"That is not my fault," said Mrs. Dempster-Craven coldly. She was going to pay a call on the wife of a minor baronet, and she was pardonably annoyed at the damage to her impressive car. "Bagshawe, will you please find me a taxi?"

"The car'll take you there all right, ma'am," said the chauffeur incautiously.

Mrs. Dempster-Craven froze him through her lorgnettes.

"How," she required to know, "can I possibly call on Lady Wiltham in a car that looks as if I had picked it up at a second-hand sale? Kindly call me a taxi immediately, and don't argue."

"Yes, ma'am," said the abashed chauffeur, and departed on his errand..

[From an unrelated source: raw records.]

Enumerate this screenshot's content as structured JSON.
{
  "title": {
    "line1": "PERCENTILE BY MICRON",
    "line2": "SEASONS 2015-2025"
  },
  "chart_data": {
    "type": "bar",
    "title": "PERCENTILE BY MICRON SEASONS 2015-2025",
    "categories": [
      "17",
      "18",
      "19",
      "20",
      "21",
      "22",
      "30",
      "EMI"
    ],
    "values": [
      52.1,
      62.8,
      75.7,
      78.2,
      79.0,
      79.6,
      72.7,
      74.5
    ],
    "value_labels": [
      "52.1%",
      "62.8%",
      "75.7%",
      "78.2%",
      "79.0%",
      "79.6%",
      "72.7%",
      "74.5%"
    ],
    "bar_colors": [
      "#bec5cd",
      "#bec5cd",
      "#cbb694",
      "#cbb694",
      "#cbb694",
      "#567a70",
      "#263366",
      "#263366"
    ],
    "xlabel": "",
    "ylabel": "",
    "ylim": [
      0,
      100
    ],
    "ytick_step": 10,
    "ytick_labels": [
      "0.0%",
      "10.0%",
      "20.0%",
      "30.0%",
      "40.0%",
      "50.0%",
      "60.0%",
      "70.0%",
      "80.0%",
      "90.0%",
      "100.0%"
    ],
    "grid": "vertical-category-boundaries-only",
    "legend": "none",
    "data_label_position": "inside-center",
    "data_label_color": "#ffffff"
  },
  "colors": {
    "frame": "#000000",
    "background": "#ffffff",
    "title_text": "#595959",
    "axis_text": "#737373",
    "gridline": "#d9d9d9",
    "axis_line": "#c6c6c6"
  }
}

"I really don't know how to apologize," said the Saint humbly.

"Then don't try," said Mrs. Dempster-Craven discouragingly.

The inevitable small crowd had collected, and a policeman was advancing ponderously towards it from the distance. Mrs. Dempster-Craven liked to be stared at as she crossed the pavement to Drury Lane Theatre on a first night, but not when she was sitting in a battered car in Hyde Park. But the Saint was not so self-conscious.

"I'm afraid I can't offer you a lift at the moment; but if my other car would be of any use to you for the reception tonight —"

"What reception?" asked Mrs. Dempster-Craven haughtily, having overcome the temptation to retort that she had three other Rolls Royces no less magnificent than the one she was sitting in.